Isoksaflutol bersifat mobil dan bertahan serta berakumulasi dipermukaan air dan di air tanah. Sebagai herbisida yang bersifat sistemik, isoksaflutol bersifat stabil dalam larutan atau padatan pada pH6 atau di bawahnya. Herbisida isoksaflutol meski dalam konsentrasi yang rendah, sangat bersifat toksik untuk beberapa jenis
12 tanaman. Tanaman yang bukan target bisa terpengaruh secara negatif jika herbisida ini dibiarkan mengarah ke area yang bukan tempatnya. Residu isoksaflutol dapat merusak atau dapat membunuh tanaman yang rentan, Tingkat pengairan yang tinggi pada area yang berpasir, pasir bertanah lempung, dan tanah yang berpasir akan mengakibatkan isoksaflutol menjadi mudah tercuci (European commision, 2003).
1.5 Kerangka Pemikiran
Berdasarkan landasan teori yang telah dikemukakan, disusun kerangka pemikiran untuk memberikan penjelasan teoritis terhadap perumusan masalah. Banyak pengertian dalam mendefinisikan gulma baik dalam arti luas maupun sempit. Gulma dapat didefenisikan sebagai tumbuhan yang tumbuh pada waktu, tempat, dan kondisi yang tidak diinginkan oleh manusia. Gulma dapat mempengaruhi nilai ekonomi maupun segi estetika pada lahan yang ditumbuhi, gulma juga merupakan komponen dari agroekosistem yang amat tangguh, baik pada lahan pertanian, peternakan, perhutanan, maupun perairan. Gulma merupakan kompetitor yang tangguh bagi pertanaman baik dalam hal memperebutkan unsur hara, air, sinar matahari, CO2 dan tempat tumbuh sehingga mempengaruhi pertumbuhan tanaman.

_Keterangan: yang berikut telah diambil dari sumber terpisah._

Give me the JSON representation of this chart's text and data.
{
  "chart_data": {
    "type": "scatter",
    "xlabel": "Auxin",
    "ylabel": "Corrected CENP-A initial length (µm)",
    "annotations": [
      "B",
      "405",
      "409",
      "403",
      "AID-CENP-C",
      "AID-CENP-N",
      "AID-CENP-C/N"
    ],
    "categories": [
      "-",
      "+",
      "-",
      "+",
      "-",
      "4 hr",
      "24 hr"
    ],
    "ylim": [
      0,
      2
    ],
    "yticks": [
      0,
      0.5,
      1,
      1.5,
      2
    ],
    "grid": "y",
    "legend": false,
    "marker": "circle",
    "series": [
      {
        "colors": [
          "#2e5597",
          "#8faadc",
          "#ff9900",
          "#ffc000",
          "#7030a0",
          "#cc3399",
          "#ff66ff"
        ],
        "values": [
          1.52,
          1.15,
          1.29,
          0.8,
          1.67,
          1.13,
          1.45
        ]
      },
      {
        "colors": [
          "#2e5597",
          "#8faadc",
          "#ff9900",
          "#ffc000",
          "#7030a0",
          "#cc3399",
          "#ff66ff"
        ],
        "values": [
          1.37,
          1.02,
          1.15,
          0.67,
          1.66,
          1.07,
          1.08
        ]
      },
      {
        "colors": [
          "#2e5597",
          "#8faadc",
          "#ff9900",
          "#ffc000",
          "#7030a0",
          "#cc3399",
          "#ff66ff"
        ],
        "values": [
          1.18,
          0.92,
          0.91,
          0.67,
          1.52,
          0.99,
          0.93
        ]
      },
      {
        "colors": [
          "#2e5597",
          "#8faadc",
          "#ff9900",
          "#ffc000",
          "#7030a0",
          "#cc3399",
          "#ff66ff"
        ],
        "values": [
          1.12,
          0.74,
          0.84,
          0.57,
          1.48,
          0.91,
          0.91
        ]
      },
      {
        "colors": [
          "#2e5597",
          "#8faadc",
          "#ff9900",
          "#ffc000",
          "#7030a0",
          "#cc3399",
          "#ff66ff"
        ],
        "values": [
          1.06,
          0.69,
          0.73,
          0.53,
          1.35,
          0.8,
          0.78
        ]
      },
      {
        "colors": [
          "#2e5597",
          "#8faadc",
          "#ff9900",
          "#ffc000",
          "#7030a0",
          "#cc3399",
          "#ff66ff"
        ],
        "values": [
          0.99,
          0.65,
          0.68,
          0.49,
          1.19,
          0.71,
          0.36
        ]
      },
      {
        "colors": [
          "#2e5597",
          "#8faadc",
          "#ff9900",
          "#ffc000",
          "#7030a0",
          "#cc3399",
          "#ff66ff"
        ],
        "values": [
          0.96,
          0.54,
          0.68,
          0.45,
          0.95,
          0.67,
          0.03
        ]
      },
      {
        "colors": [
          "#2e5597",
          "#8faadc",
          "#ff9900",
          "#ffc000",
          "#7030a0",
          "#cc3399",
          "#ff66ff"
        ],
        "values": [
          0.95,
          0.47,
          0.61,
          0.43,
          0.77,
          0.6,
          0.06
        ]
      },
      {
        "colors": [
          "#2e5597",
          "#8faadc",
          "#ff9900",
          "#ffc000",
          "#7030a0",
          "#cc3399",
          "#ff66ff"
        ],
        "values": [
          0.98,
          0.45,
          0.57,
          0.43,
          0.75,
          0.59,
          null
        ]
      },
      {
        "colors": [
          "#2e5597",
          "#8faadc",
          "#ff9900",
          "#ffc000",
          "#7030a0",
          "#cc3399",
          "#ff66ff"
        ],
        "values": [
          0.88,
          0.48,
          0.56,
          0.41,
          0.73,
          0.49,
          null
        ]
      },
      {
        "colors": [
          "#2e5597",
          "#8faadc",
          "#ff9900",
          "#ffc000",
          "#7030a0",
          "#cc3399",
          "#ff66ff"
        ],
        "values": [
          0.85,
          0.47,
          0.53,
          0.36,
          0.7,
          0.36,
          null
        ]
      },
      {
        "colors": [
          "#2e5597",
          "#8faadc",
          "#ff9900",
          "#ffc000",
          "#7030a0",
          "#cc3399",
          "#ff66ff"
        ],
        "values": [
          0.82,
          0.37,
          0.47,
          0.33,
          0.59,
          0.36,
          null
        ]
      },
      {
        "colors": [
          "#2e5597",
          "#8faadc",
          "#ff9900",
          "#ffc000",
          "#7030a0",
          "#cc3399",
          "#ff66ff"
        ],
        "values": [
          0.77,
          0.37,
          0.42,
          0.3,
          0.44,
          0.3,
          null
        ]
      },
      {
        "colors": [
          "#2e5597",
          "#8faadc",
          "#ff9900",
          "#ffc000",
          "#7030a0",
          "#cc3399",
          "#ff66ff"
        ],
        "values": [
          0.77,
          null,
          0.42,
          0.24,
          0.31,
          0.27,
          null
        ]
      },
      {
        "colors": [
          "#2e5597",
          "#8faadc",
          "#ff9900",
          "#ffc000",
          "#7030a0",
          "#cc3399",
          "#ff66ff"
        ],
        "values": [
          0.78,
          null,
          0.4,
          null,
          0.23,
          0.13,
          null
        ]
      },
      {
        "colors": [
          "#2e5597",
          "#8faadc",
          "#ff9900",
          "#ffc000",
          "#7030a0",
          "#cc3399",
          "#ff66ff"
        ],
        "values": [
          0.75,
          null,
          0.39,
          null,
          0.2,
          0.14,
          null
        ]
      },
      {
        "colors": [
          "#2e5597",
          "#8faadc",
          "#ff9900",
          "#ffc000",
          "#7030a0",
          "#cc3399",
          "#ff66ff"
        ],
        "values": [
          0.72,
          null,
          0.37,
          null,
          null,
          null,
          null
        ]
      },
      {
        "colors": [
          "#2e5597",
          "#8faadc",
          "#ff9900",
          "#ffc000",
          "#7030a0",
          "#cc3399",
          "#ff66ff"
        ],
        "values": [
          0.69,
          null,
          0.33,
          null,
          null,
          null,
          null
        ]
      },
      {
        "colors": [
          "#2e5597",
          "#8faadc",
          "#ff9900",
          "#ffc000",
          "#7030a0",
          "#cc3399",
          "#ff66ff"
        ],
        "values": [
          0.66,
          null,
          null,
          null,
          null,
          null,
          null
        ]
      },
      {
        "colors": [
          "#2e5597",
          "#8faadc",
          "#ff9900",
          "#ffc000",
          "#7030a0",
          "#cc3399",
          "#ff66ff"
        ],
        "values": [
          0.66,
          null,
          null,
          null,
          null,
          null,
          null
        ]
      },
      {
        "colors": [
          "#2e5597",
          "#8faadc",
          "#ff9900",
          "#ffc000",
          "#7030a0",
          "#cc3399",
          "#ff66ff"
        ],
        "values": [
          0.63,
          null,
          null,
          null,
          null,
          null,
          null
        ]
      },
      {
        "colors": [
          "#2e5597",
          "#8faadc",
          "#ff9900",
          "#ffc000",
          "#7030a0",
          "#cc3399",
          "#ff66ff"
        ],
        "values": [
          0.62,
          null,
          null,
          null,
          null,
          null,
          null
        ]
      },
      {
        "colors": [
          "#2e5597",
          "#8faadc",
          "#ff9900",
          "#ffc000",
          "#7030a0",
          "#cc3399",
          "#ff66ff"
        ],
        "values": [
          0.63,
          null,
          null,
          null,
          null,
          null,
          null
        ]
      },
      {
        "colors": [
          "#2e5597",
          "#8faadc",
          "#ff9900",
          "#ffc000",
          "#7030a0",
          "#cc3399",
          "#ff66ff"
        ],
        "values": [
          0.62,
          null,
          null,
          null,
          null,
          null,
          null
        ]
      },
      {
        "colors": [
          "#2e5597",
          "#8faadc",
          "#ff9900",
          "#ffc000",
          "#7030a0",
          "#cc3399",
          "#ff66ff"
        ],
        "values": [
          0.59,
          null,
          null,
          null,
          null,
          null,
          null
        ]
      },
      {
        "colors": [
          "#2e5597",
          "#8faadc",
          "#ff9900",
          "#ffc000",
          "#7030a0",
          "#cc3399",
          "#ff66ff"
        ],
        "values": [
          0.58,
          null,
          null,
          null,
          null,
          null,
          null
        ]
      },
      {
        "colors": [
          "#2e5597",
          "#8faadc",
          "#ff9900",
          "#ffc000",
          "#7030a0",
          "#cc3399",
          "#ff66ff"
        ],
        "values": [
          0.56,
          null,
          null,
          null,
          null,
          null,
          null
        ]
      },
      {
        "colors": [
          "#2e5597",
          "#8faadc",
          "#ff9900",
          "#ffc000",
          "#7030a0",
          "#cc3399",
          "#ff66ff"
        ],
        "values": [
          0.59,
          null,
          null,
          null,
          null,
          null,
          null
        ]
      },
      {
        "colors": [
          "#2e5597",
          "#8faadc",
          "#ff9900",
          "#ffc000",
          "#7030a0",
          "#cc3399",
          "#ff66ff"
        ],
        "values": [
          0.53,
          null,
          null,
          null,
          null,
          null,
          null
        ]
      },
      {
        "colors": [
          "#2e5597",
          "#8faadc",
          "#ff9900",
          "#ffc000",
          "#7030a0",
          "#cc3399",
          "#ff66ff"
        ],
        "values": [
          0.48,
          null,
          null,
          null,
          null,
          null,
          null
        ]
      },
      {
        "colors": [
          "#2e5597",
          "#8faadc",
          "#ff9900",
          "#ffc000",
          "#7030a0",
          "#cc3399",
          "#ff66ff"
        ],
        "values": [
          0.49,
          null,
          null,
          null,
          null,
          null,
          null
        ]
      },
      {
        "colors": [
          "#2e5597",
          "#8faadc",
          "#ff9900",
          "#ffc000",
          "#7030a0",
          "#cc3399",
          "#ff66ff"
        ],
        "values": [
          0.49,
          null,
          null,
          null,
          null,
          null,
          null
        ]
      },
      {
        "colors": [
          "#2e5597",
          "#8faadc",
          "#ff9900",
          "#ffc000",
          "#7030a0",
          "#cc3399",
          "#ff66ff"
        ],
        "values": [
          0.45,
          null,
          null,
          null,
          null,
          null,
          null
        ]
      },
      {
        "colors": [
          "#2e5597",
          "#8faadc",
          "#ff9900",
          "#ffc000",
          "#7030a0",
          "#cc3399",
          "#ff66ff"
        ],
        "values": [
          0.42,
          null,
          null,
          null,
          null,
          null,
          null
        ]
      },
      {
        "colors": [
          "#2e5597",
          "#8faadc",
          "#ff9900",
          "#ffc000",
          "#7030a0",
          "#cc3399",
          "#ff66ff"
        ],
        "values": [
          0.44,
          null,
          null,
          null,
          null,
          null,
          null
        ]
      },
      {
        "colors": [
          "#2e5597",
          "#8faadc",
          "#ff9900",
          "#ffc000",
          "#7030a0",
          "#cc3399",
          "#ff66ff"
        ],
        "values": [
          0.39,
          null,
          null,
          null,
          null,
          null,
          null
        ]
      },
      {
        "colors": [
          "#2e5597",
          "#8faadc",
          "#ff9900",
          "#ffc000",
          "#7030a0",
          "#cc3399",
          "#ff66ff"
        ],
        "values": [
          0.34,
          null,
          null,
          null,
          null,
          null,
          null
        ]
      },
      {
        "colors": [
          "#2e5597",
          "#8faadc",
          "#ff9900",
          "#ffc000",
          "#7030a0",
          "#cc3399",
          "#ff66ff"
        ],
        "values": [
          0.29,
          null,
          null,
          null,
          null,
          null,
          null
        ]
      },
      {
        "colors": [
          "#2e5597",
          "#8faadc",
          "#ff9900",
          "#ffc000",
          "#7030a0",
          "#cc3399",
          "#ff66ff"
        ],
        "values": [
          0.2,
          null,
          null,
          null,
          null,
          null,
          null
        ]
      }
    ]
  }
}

Gulma perlu dikendalikan agar tanaman pokok dapat tumbuh dengan baik tanpa adanya persaingan dengan gulma. Beberapa cara untuk mengendalikan gulma yaitu dengan cara mekanis, fisik, kultur teknis, hayati, genetis, kimia, dan terpadu. Pengendalian gulma secara kimia dengan menggunakan herbisida merupakan pengendalian yang paling banyak digunakan oleh perkebunan-perkebunan besar.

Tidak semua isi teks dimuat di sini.